AIDS experts reveal plan to treat BC's vulnerable
Strategy would help province, professionals attract addicts, the mentally ill and others who aren't taking life-saving drugs
Globe and Mail Jane Armstrong, 30 Oct 2008
Vancouver—BC government is considering aggressive new methods of luring the province's most hard to reach HIV patients into treatment, including paying the poor and enticing drug addicts with incentives linked to recovery programs.The strategy is aimed at corralling highly vulnerable people with HIV, including addicts, homeless, the mentally ill and some who are aboriginal. Many aren't taking life-saving, anti-retroviral drugs, which have proved to slow AIDS symptoms and cut the risk of spreading the disease.
AIDS professionals in BC—with the backing of the provincial government want to target these groups with the hope of persuading them to get treatment. Methods would include dispatching public-health teams to Insite—Vancouver's supervised injection site, to homeless shelters and to remote native communities, said Julio Montaner, who heads BC Centre for Excellence in HIV/AIDS in Vancouver.
In an interview, the crusading physician also said that if the government one day gives the go-ahead for a program to treat drug addicts with heroin or prescription painkillers, AIDS treatment should be linked to it.
Researchers in Vancouver and Montreal recently completed a year-long study in which participants were given heroin, methadone or hydromorhone, a prescription painkiller to treat their drug addictions. They said participants responded well to the program, and argued that this kind of treatment should be available in Canada.
Dr. Montaner said he could envision a program in which HIV-positive patients who are also addicts would receive daily anti-retroviral drugs at the same clinic where they receive drug addiction therapy. The HIV treatment would have to be tailor made for each individual.
"Say you are coming for your heroin visit everyday. So we provide you an HIV treatment just before you get your shot everyday. The incentive could be food. The incentive could be a roof. The incentive could be a place for them to make phone calls." "Say you were fixed on heroin, I just link the HIV treatment with your methadone program," said Dr. Montaner, who is also president of the International AIDS Society. "If the methadone program doesn't work, I just link the treatment with your heroin program, and if heroin doesn't work, with your hydromorphone program. It's a matter of finding what will work."

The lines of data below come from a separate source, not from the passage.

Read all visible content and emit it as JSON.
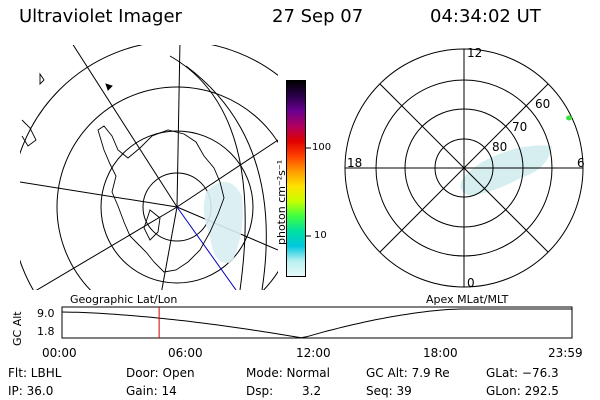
{
  "header": {
    "instrument": "Ultraviolet Imager",
    "date": "27 Sep 07",
    "time": "04:34:02 UT"
  },
  "geo_map": {
    "label": "Geographic Lat/Lon"
  },
  "colorbar": {
    "unit_label": "photon cm⁻²s⁻¹",
    "ticks": [
      "100",
      "10"
    ],
    "colors": [
      "#000000",
      "#2a004a",
      "#6a0090",
      "#b00060",
      "#e00000",
      "#ff4000",
      "#ff9a00",
      "#ffe000",
      "#c8ff00",
      "#40ff40",
      "#00e0a0",
      "#00c8e0",
      "#b8f0f0",
      "#e8f8f8"
    ]
  },
  "polar_plot": {
    "label": "Apex MLat/MLT",
    "mlt_labels": {
      "top": "12",
      "left": "18",
      "right": "6",
      "bottom": "0"
    },
    "lat_labels": [
      "60",
      "70",
      "80"
    ]
  },
  "altitude_strip": {
    "ylabel": "GC Alt",
    "y_ticks": [
      "9.0",
      "1.8"
    ],
    "x_ticks": [
      "00:00",
      "06:00",
      "12:00",
      "18:00",
      "23:59"
    ],
    "marker_time_hours": 4.57,
    "marker_color": "#cc0000"
  },
  "status": {
    "row1": [
      {
        "label": "Flt: LBHL"
      },
      {
        "label": "Door: Open"
      },
      {
        "label": "Mode: Normal"
      },
      {
        "label": "GC Alt: 7.9 Re"
      },
      {
        "label": "GLat: −76.3"
      }
    ],
    "row2": [
      {
        "label": "IP: 36.0"
      },
      {
        "label": "Gain: 14"
      },
      {
        "label": "Dsp:"
      },
      {
        "label": "3.2"
      },
      {
        "label": "Seq: 39"
      },
      {
        "label": "GLon: 292.5"
      }
    ]
  }
}
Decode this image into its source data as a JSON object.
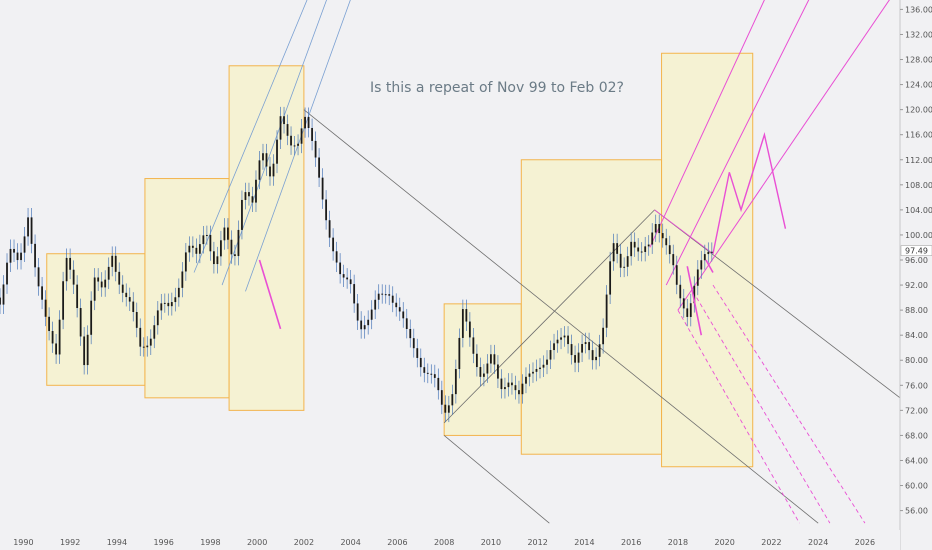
{
  "colors": {
    "background": "#f1f1f3",
    "box_fill": "#f6f1c8",
    "box_stroke": "#f3b44c",
    "candle": "#1a1a1a",
    "wick": "#4a77b8",
    "magenta": "#e94fd4",
    "gray_line": "#6e6e6e",
    "blue_line": "#7aa0d2"
  },
  "chart_data": {
    "type": "line",
    "title": "Is this a repeat of Nov 99 to Feb 02?",
    "x_ticks": [
      "1990",
      "1992",
      "1994",
      "1996",
      "1998",
      "2000",
      "2002",
      "2004",
      "2006",
      "2008",
      "2010",
      "2012",
      "2014",
      "2016",
      "2018",
      "2020",
      "2022",
      "2024",
      "2026"
    ],
    "y_ticks": [
      "136.00",
      "132.00",
      "128.00",
      "124.00",
      "120.00",
      "116.00",
      "112.00",
      "108.00",
      "104.00",
      "100.00",
      "96.00",
      "92.00",
      "88.00",
      "84.00",
      "80.00",
      "76.00",
      "72.00",
      "68.00",
      "64.00",
      "60.00",
      "56.00"
    ],
    "last_price": "97.49",
    "xlim": [
      1989.0,
      2027.5
    ],
    "ylim": [
      54.5,
      137.5
    ],
    "grid": false,
    "series": [
      {
        "x": [
          1989.0,
          1989.4,
          1989.8,
          1990.2,
          1990.6,
          1991.0,
          1991.4,
          1991.8,
          1992.2,
          1992.6,
          1993.0,
          1993.4,
          1993.8,
          1994.2,
          1994.6,
          1995.0,
          1995.4,
          1995.8,
          1996.2,
          1996.6,
          1997.0,
          1997.4,
          1997.8,
          1998.2,
          1998.6,
          1999.0,
          1999.4,
          1999.8,
          2000.2,
          2000.6,
          2001.0,
          2001.4,
          2001.8,
          2002.0,
          2002.4,
          2002.8,
          2003.2,
          2003.6,
          2004.0,
          2004.4,
          2004.8,
          2005.2,
          2005.6,
          2006.0,
          2006.4,
          2006.8,
          2007.2,
          2007.6,
          2008.0,
          2008.4,
          2008.8,
          2009.2,
          2009.6,
          2010.0,
          2010.4,
          2010.8,
          2011.2,
          2011.6,
          2012.0,
          2012.4,
          2012.8,
          2013.2,
          2013.6,
          2014.0,
          2014.4,
          2014.8,
          2015.2,
          2015.6,
          2016.0,
          2016.4,
          2016.8,
          2017.0,
          2017.4,
          2017.8,
          2018.0,
          2018.4,
          2018.8,
          2019.2,
          2019.5
        ],
        "values": [
          90,
          97,
          95,
          104,
          92,
          85,
          82,
          97,
          90,
          80,
          94,
          90,
          97,
          92,
          88,
          82,
          84,
          88,
          88,
          92,
          98,
          96,
          102,
          95,
          100,
          96,
          108,
          104,
          114,
          110,
          118,
          114,
          116,
          120,
          113,
          106,
          99,
          92,
          92,
          86,
          86,
          90,
          92,
          88,
          84,
          82,
          78,
          76,
          72,
          76,
          87,
          82,
          78,
          80,
          75,
          78,
          74,
          77,
          80,
          80,
          82,
          85,
          80,
          82,
          80,
          86,
          98,
          94,
          100,
          96,
          98,
          103,
          100,
          94,
          90,
          88,
          94,
          96,
          97.49
        ]
      }
    ],
    "annotations": [
      {
        "type": "box",
        "x": [
          1991.0,
          1995.2
        ],
        "y": [
          76,
          97
        ]
      },
      {
        "type": "box",
        "x": [
          1995.2,
          1998.8
        ],
        "y": [
          74,
          109
        ]
      },
      {
        "type": "box",
        "x": [
          1998.8,
          2002.0
        ],
        "y": [
          72,
          127
        ]
      },
      {
        "type": "box",
        "x": [
          2008.0,
          2011.3
        ],
        "y": [
          68,
          89
        ]
      },
      {
        "type": "box",
        "x": [
          2011.3,
          2017.3
        ],
        "y": [
          65,
          112
        ]
      },
      {
        "type": "box",
        "x": [
          2017.3,
          2021.2
        ],
        "y": [
          63,
          129
        ]
      }
    ]
  }
}
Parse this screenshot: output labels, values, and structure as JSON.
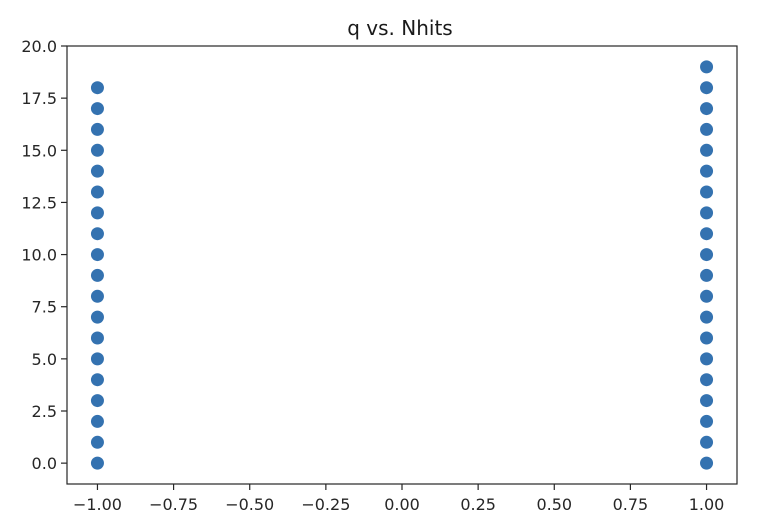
{
  "chart_data": {
    "type": "scatter",
    "title": "q vs. Nhits",
    "xlabel": "",
    "ylabel": "",
    "xlim": [
      -1.1,
      1.1
    ],
    "ylim": [
      -1.0,
      20.0
    ],
    "grid": false,
    "marker_color": "#3472b0",
    "xticks": [
      -1.0,
      -0.75,
      -0.5,
      -0.25,
      0.0,
      0.25,
      0.5,
      0.75,
      1.0
    ],
    "xtick_labels": [
      "−1.00",
      "−0.75",
      "−0.50",
      "−0.25",
      "0.00",
      "0.25",
      "0.50",
      "0.75",
      "1.00"
    ],
    "yticks": [
      0.0,
      2.5,
      5.0,
      7.5,
      10.0,
      12.5,
      15.0,
      17.5,
      20.0
    ],
    "ytick_labels": [
      "0.0",
      "2.5",
      "5.0",
      "7.5",
      "10.0",
      "12.5",
      "15.0",
      "17.5",
      "20.0"
    ],
    "points": {
      "x": [
        -1,
        -1,
        -1,
        -1,
        -1,
        -1,
        -1,
        -1,
        -1,
        -1,
        -1,
        -1,
        -1,
        -1,
        -1,
        -1,
        -1,
        -1,
        -1,
        1,
        1,
        1,
        1,
        1,
        1,
        1,
        1,
        1,
        1,
        1,
        1,
        1,
        1,
        1,
        1,
        1,
        1,
        1,
        1
      ],
      "y": [
        0,
        1,
        2,
        3,
        4,
        5,
        6,
        7,
        8,
        9,
        10,
        11,
        12,
        13,
        14,
        15,
        16,
        17,
        18,
        0,
        1,
        2,
        3,
        4,
        5,
        6,
        7,
        8,
        9,
        10,
        11,
        12,
        13,
        14,
        15,
        16,
        17,
        18,
        19
      ]
    }
  }
}
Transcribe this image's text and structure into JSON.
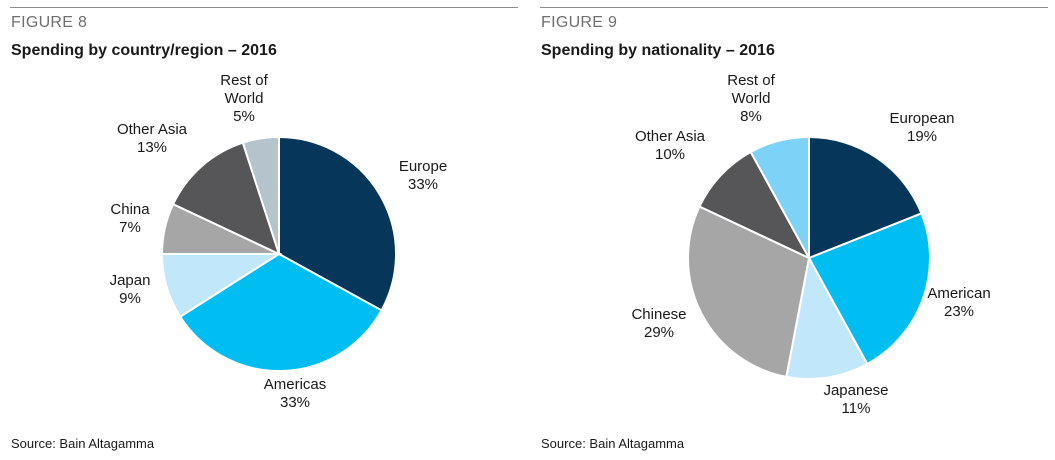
{
  "figures": [
    {
      "figure_label": "FIGURE 8",
      "title": "Spending by country/region – 2016",
      "source": "Source: Bain Altagamma"
    },
    {
      "figure_label": "FIGURE 9",
      "title": "Spending by nationality – 2016",
      "source": "Source:  Bain Altagamma"
    }
  ],
  "chart_data": [
    {
      "type": "pie",
      "title": "Spending by country/region – 2016",
      "slices": [
        {
          "label": "Europe",
          "value_label": "33%",
          "value": 33,
          "color": "#06365a"
        },
        {
          "label": "Americas",
          "value_label": "33%",
          "value": 33,
          "color": "#00bdf2"
        },
        {
          "label": "Japan",
          "value_label": "9%",
          "value": 9,
          "color": "#c0e8fa"
        },
        {
          "label": "China",
          "value_label": "7%",
          "value": 7,
          "color": "#a6a6a6"
        },
        {
          "label": "Other Asia",
          "value_label": "13%",
          "value": 13,
          "color": "#565659"
        },
        {
          "label": "Rest of World",
          "label_lines": [
            "Rest of",
            "World"
          ],
          "value_label": "5%",
          "value": 5,
          "color": "#b4c3cc"
        }
      ]
    },
    {
      "type": "pie",
      "title": "Spending by nationality – 2016",
      "slices": [
        {
          "label": "European",
          "value_label": "19%",
          "value": 19,
          "color": "#06365a"
        },
        {
          "label": "American",
          "value_label": "23%",
          "value": 23,
          "color": "#00bdf2"
        },
        {
          "label": "Japanese",
          "value_label": "11%",
          "value": 11,
          "color": "#c0e8fa"
        },
        {
          "label": "Chinese",
          "value_label": "29%",
          "value": 29,
          "color": "#a6a6a6"
        },
        {
          "label": "Other Asia",
          "value_label": "10%",
          "value": 10,
          "color": "#565659"
        },
        {
          "label": "Rest of World",
          "label_lines": [
            "Rest of",
            "World"
          ],
          "value_label": "8%",
          "value": 8,
          "color": "#7dd3f7"
        }
      ]
    }
  ]
}
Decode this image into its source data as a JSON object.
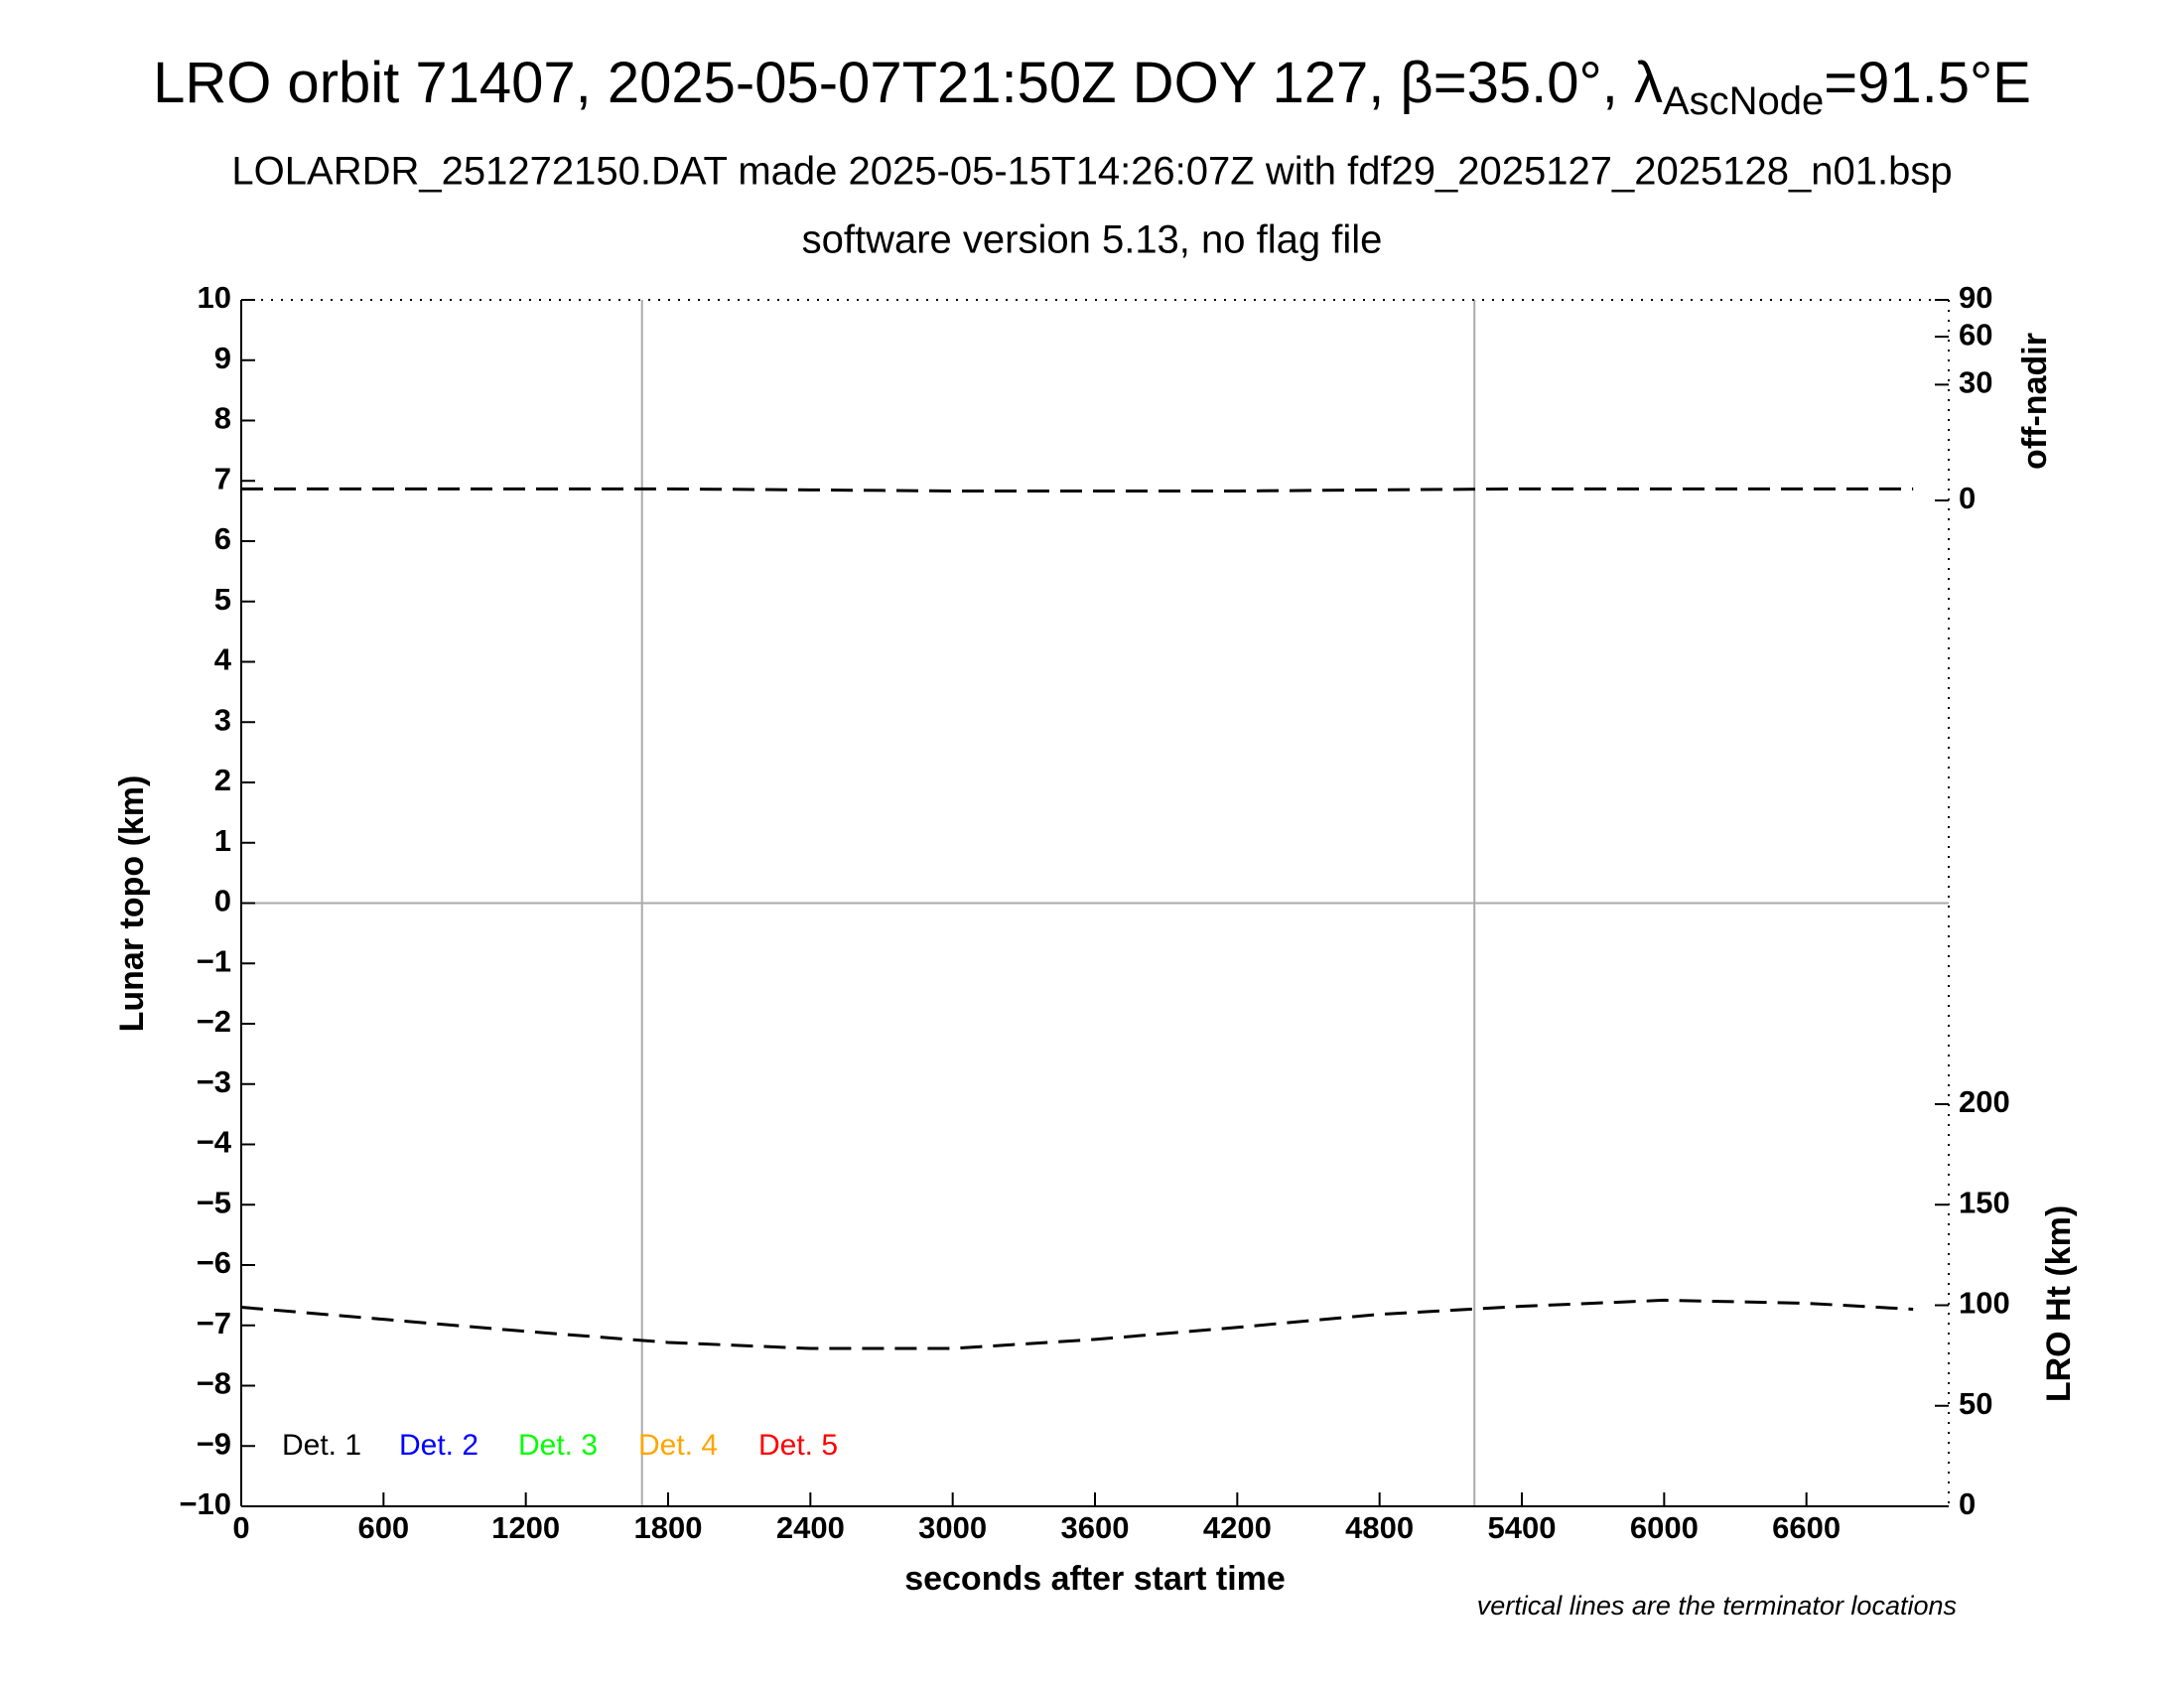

Traditionally, health care professionals have had a tough time persuading vulnerable populations to seek care because most have no incentive to go to a doctor, Dr. Montaner said. Rather, they are focused on solving their immediate problems, such as finding shelter or getting a drug fix.
"I would like to have an opportunity to tie my services to something they really want," Dr. Montaner said. "People have an instinct for self-preservation. If we listen to them and we ask them, "What will it take for you to do this (take HIV treatment) they will tell you."
He added: "If we can get these people hooked on us instead of hooked on their dealers, we can work with them and try to make HIV treatment a priority."
BC Premier Gordon Campbell and Health Minister George Abbott have pledged support for the aggressive tack. In an interview, Mr. Abbott would not comment on the logistics of the plan but said it's needed to help reduce the spread of AIDS.
"If we ignore these problems, they are not going to go away," Mr. Abbott said. "They are simply going to compound and find themselves more and more into the mainstream populations. So it's very important to address the needs of the vulnerable."
"What I've seen and heard from Julio is both persuasive and exciting."
Dr. Montaner said the aggressive HIV treatment strategy is cheaper in the long run and the right thing to do. The cost of treatment for one AIDS patient over his or her lifetime ranges from $250,000 to $500,000, he said. Each year, there are about 400 new cases of HIV in BC. Dr. Monaner said studies show the infection rate can be cut in half if most infected people are getting treatment.
The case for extending treatment is more urgent than ever because powerful new anti-AIDS drugs not only lengthen and improve the quality of patients' lives, they also reduce the spread of the disease.